Batching and Streaming

As outlined in Overview, Task and TaskGroup let you compose pipelines. A typical task would be ‘load a CSV file into the database’.

This is actually a series of steps, such as:

Read the CSV data
Validate each row
Import the rows into the database

Ideally, this would be done in batches of rows to allow processing of large files without excessive memory usage.

Splitting Tasks into steps allows to reuse steps in different tasks.

To address this, tasks can be composed using BatchProcessor.

The __init__() constructor takes a predecessor instance. This predecessor serves as the data source during calls to get_batch(). This function returns a Generator of BatchResults, enabling the creation of a chain of batch processors. The final component in the chain initiates the processing and sets the max_batch_size for the entire chain.

The ClosedLoopBatchProcessor is a convenient implementation for this final step, integrating batching with logging and reporting functionality.
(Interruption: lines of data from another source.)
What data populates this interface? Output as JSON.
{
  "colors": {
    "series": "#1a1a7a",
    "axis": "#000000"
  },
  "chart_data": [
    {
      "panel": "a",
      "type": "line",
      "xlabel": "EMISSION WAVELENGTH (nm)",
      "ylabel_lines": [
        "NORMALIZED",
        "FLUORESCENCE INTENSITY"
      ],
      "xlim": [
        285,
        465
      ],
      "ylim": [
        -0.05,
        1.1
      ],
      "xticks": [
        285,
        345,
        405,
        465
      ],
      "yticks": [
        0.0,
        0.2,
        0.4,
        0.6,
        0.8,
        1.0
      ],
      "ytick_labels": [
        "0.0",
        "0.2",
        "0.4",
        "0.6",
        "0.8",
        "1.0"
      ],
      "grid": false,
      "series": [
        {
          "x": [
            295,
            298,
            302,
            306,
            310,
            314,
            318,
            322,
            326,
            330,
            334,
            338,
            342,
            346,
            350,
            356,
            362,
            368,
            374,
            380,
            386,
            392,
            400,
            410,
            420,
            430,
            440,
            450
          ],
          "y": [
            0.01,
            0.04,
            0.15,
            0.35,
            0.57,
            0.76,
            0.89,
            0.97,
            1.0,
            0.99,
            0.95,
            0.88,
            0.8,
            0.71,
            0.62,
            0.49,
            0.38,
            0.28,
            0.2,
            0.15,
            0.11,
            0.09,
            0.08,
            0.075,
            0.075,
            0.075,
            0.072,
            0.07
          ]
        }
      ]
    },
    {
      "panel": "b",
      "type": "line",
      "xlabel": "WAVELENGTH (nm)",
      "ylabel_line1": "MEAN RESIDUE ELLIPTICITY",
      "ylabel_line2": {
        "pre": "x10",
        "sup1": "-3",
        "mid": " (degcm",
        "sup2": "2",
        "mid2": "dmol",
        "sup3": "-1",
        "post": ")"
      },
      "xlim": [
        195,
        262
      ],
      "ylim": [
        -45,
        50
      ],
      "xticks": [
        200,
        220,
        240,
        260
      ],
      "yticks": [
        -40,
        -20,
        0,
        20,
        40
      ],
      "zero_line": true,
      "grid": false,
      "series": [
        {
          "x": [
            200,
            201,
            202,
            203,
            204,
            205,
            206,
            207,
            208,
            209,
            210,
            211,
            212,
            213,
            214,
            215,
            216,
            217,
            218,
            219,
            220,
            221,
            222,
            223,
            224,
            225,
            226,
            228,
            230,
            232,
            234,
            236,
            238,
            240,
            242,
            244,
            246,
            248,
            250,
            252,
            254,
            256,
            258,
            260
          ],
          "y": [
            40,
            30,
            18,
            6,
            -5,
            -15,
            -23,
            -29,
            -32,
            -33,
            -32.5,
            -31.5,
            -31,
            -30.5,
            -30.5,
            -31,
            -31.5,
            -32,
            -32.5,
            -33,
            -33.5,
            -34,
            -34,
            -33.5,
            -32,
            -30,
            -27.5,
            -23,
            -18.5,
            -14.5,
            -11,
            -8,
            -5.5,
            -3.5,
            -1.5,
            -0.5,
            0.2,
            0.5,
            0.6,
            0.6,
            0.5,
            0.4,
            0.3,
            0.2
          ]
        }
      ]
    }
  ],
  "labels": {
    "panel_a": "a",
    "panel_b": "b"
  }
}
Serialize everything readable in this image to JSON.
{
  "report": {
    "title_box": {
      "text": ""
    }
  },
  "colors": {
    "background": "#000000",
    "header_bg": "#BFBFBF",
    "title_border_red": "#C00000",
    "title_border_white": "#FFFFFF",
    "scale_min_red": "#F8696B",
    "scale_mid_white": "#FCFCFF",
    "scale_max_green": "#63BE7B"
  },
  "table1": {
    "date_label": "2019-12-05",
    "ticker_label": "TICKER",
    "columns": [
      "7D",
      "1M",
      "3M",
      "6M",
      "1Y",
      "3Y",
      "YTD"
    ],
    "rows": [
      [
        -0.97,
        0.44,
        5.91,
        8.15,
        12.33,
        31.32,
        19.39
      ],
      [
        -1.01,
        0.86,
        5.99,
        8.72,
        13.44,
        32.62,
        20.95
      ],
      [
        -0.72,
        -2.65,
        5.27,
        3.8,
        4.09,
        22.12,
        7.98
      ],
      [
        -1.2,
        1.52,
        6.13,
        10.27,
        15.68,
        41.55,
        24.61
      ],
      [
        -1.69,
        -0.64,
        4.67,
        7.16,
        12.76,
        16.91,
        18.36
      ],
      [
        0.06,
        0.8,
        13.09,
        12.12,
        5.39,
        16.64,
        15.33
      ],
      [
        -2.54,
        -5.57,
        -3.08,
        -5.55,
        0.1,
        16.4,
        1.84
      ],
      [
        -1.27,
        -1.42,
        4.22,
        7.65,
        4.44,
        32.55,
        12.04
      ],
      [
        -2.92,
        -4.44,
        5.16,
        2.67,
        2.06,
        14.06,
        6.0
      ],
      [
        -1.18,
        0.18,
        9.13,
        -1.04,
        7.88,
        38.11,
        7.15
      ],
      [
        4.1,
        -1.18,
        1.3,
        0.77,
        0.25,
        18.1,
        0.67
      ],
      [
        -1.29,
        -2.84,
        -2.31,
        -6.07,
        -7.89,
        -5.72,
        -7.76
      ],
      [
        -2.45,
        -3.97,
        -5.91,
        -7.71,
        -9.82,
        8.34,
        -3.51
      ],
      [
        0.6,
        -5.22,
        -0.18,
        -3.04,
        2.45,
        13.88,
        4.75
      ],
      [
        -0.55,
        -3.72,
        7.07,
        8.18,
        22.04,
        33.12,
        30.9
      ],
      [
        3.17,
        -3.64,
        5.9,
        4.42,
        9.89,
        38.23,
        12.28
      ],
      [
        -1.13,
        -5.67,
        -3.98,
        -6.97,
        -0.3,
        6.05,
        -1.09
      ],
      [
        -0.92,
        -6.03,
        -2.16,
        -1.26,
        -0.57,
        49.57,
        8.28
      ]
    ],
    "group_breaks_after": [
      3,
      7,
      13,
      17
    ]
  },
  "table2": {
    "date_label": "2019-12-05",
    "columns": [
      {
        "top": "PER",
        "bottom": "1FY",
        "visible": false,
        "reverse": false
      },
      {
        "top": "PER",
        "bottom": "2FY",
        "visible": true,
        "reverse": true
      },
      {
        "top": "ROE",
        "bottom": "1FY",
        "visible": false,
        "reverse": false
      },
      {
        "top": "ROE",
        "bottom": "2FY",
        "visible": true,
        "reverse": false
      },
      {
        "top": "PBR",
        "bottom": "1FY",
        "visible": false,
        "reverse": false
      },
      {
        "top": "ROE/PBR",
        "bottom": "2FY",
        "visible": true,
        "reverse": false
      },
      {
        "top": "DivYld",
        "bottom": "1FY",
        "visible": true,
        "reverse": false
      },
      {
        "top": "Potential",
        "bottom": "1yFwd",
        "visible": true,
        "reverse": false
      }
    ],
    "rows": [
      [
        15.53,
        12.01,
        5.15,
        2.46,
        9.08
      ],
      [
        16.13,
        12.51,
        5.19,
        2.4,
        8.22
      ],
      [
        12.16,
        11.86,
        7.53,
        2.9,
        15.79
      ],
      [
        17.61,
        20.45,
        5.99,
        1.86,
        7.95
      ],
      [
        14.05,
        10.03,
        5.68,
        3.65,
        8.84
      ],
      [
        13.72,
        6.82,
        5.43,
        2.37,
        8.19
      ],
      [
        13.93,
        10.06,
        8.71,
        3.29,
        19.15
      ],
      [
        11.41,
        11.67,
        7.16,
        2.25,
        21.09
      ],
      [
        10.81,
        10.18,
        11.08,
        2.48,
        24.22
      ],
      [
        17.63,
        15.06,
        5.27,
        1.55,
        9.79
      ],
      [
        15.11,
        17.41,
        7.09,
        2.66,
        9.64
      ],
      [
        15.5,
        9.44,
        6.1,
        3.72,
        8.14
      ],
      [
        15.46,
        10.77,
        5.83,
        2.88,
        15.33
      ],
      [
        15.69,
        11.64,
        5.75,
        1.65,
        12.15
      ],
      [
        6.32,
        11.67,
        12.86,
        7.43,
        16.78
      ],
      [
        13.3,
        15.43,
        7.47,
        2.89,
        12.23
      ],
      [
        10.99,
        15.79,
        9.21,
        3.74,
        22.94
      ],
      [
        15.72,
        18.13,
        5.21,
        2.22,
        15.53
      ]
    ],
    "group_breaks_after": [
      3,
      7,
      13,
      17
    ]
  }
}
For the CSV loading task mentioned above, see the figure below:

$digraph example { rankdir=RL; node [ shape=record ]; csv [ label = "csv|<get_batch>get_batch"; ]; validator [ label = "validator|<get_batch>get_batch"; ]; cypher [ label = "cypher|<get_batch>get_batch"; ]; end [ label = "end|<get_batch>get_batch"; ]; end:get_batch -> cypher:get_batch -> validator:get_batch -> csv:get_batch; }$

An implementation of this can be found in CSVLoad2Neo4jTask:

def run_internal(self, **kwargs) -> TaskReturn:
    error_file = self.file.with_suffix(".error.json")

    csv = CSVBatchProcessor(self.file, self.context, self)
    validator = ValidationBatchProcessor(self.context, self, csv, self.model, error_file)
    cypher = CypherBatchProcessor(self.context, self, validator, self._query())
    end = ClosedLoopBatchProcessor(self.context, self, cypher)
    result = next(end.get_batch(self.batch_size))
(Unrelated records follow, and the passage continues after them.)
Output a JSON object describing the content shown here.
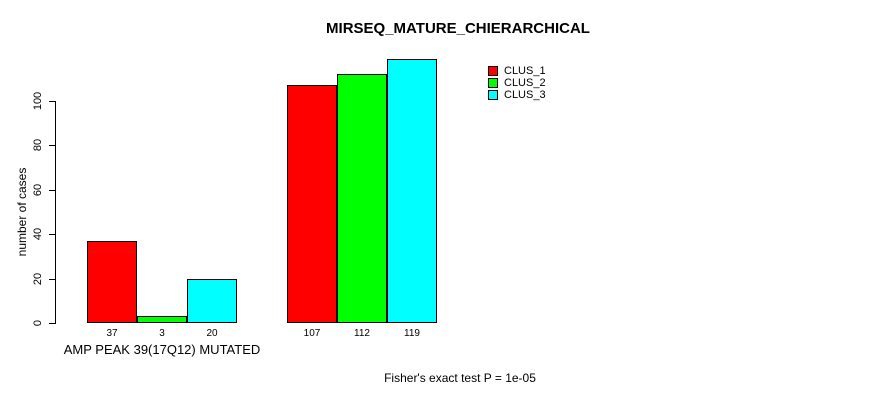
{
  "page": {
    "background_color": "#ffffff",
    "text_color": "#000000"
  },
  "chart_data": {
    "type": "bar",
    "title": "MIRSEQ_MATURE_CHIERARCHICAL",
    "ylabel": "number of cases",
    "xlabel": "",
    "ylim": [
      0,
      120
    ],
    "yticks": [
      0,
      20,
      40,
      60,
      80,
      100
    ],
    "grid": false,
    "legend_position": "right",
    "categories": [
      "AMP PEAK 39(17Q12) MUTATED",
      ""
    ],
    "series": [
      {
        "name": "CLUS_1",
        "color": "#ff0000",
        "values": [
          37,
          107
        ]
      },
      {
        "name": "CLUS_2",
        "color": "#00ff00",
        "values": [
          3,
          112
        ]
      },
      {
        "name": "CLUS_3",
        "color": "#00ffff",
        "values": [
          20,
          119
        ]
      }
    ],
    "bar_labels_shown": true,
    "annotation": "Fisher's exact test P = 1e-05"
  }
}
    return TaskReturn(True, result.statistics)

If validation is not needed, the validator can simply be removed or substituted with another implementation.

The library provides several BatchProcessor implementations to build tasks from.
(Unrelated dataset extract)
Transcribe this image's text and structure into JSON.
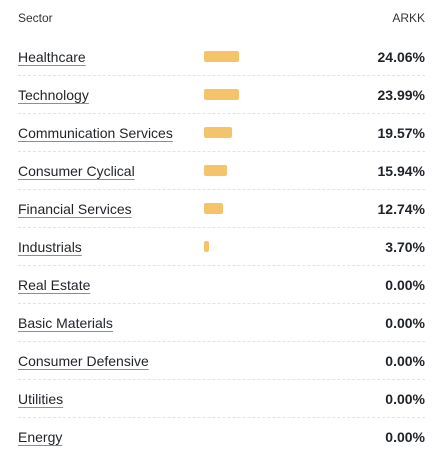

Splitting a task into sub-steps also simplifies testing, as each step (BatchProcessor) can be tested in isolation.

A dictionary containing batch metadata is passed between steps via BatchResults. The keys in this dictionary depend on the processors involved. For instance, the csv processor used above would add a csv_lines_read entry, while the validator would add valid_rows and invalid_rows entries.

The ClosedLoopBatchProcessor, at the end of the chain, aggregates this information and sends it to the reporter. If database reporting is enabled, each processed batch will trigger an update, allowing real-time monitoring.

The classes SQLLoad2Neo4jTask and CSVLoad2Neo4jTask use BatchProcessors to stream data from either an SQL database or a CSV file respectively, allowing for implementation of ETL pipelines with minimal effort.